To qualify to buy into the fund, Kiwis must be wholesale investors with a net worth of more than $5m and invest at least $750,000. Singaporeans must be institutional investors and people from Hong Kong must be professional investors, the IM says.
“You’re immediately eligible to invest if you put in $750,000,” Clarke said. “But we’re accepting lots of a minimum of $250,000.”
Asked if the scheme was high-risk, he said: “No, not at all. The property is very conservatively geared. This is the most secure return in New Zealand at the moment because you have multiple streams of income from 171 tenants, so even if you have some vacancies, it’s about the underlying investment. In Auckland, you’re never going to have 171 vacancies, are you?”
The roadshows were to inform further investors about Du Val’s plans and raise money for other Du Val-developed and owned build-to-rent properties.
Experienced property developer John Dalzell is managing director of Du Val BTR GP. He is former chief executive of Auckland Council-controlled Waterfront Auckland, charged in the early to mid-2000s with converting the 41ha Tank Farm or Wynyard Quarter into a new urban community.
Clarke has re-emerged having once been declared bankrupt following the global financial crisis when 12 of his 27 companies went into receivership.
He said he was discharged from bankruptcy more than 13 years ago but acknowledged Halifax Bank of Scotland claimed money.
Dalzell said it was not unusual for developers to be declared bankrupt and it was no barrier to him joining the business.
Du Val is “one of my many hats”, Dalzell said.

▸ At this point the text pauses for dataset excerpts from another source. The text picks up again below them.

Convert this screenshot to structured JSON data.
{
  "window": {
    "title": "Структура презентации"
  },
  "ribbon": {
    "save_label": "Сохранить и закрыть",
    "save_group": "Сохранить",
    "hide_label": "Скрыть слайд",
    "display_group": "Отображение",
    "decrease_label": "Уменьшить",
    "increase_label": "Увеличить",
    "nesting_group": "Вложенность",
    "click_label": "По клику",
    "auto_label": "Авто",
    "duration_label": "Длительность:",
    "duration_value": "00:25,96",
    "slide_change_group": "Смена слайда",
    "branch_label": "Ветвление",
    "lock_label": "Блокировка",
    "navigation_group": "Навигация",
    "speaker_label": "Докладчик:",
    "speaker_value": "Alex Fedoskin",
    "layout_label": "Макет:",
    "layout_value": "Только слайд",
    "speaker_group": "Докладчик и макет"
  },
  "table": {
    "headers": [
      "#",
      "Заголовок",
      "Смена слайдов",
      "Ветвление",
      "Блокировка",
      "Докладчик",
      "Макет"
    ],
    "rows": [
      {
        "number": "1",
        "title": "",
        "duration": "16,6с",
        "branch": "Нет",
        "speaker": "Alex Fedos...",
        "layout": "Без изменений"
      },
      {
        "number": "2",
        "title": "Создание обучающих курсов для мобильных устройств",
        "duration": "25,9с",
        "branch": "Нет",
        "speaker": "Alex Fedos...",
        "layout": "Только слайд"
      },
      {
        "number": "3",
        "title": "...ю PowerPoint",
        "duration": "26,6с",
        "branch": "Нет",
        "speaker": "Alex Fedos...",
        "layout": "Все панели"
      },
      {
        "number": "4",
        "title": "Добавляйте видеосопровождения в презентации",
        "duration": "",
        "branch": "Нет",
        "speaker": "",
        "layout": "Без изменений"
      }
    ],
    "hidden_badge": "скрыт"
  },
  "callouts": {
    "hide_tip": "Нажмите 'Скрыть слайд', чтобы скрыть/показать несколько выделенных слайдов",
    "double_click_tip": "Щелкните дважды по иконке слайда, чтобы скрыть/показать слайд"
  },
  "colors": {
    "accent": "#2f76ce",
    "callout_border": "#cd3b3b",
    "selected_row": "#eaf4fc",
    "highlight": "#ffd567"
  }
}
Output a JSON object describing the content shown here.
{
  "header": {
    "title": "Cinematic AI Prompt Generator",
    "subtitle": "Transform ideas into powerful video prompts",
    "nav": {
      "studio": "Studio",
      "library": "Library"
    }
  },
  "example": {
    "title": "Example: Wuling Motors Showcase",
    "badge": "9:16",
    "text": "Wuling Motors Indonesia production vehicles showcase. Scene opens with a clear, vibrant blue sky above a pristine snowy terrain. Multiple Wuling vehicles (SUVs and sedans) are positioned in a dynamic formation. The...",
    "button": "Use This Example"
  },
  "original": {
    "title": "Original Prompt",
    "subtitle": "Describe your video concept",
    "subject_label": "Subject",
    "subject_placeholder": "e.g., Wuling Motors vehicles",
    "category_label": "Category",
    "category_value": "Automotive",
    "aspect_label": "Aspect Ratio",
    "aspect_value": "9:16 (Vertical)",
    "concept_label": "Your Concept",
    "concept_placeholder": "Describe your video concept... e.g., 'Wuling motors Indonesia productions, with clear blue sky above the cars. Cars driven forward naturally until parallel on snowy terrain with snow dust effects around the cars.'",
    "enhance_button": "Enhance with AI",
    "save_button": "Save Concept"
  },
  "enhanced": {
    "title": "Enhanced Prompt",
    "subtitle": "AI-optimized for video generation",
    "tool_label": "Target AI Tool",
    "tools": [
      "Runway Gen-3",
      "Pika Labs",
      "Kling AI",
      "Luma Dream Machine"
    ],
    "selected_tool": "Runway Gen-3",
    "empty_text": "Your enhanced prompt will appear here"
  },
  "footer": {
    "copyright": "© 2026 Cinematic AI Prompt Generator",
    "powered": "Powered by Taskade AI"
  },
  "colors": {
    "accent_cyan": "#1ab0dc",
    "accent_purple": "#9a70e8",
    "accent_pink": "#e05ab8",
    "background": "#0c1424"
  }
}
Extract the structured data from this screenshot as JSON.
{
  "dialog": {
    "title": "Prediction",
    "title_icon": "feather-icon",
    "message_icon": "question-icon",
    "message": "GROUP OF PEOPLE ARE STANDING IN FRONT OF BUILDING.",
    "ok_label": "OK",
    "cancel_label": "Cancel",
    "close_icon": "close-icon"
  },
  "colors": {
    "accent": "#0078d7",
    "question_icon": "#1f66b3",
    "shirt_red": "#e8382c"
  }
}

He has also been working with Silk Road on a rapid transport project as well as being on the Chinese bank’s board.
Zoltan Moricz, CBRE head of research, said: “Based on our definition of suburban, Du Val is number one in this cycle.We define three geographic markets for apartments; CBD, CBD fringe and suburban.CBD fringe includes inner-city suburbs from Parnell in the east through Newmarket out to Grey Lynn in the west. So for suburban outside of the CBD fringe, Du Val is largest followed by Clarke Group and Ockham. If you include the CBD fringe suburbs as suburban then Ockham is the largest.”
Du Val lists Westpac as Du Val’s banker, Reesby & Co as its investment advisors and Herbert Morton of Hamilton as its accountants and tax advisors.
Built to rent is relatively new to New Zealand but Du Val says it has big prospects: “New Zealand’s BTR market is very new but has serious potential for rapid scalability. CBRE have assessed the emergence of international BTR markets to assess how New Zealand might evolve in the short to medium term.”
Build-to-rent was a key topic for the Property Council of NZ national conference last year and NZX listed Kiwi Property plans to develop such units on what is now carparking land at Sylvia Park, Mt Wellington.
Kiwi is yet to begin developing BTR units, though.
Some people believe Auckland’s housing shortage could be partly solved via BTR, creating tenants for life.
That was posed in August by a Sydney specialist addressing more than 400 Property Council delegates.
One banker said the Du Val scheme was “an okay offering”, noting that the scheme depended on the ability to achieve $2m annual rent after costs.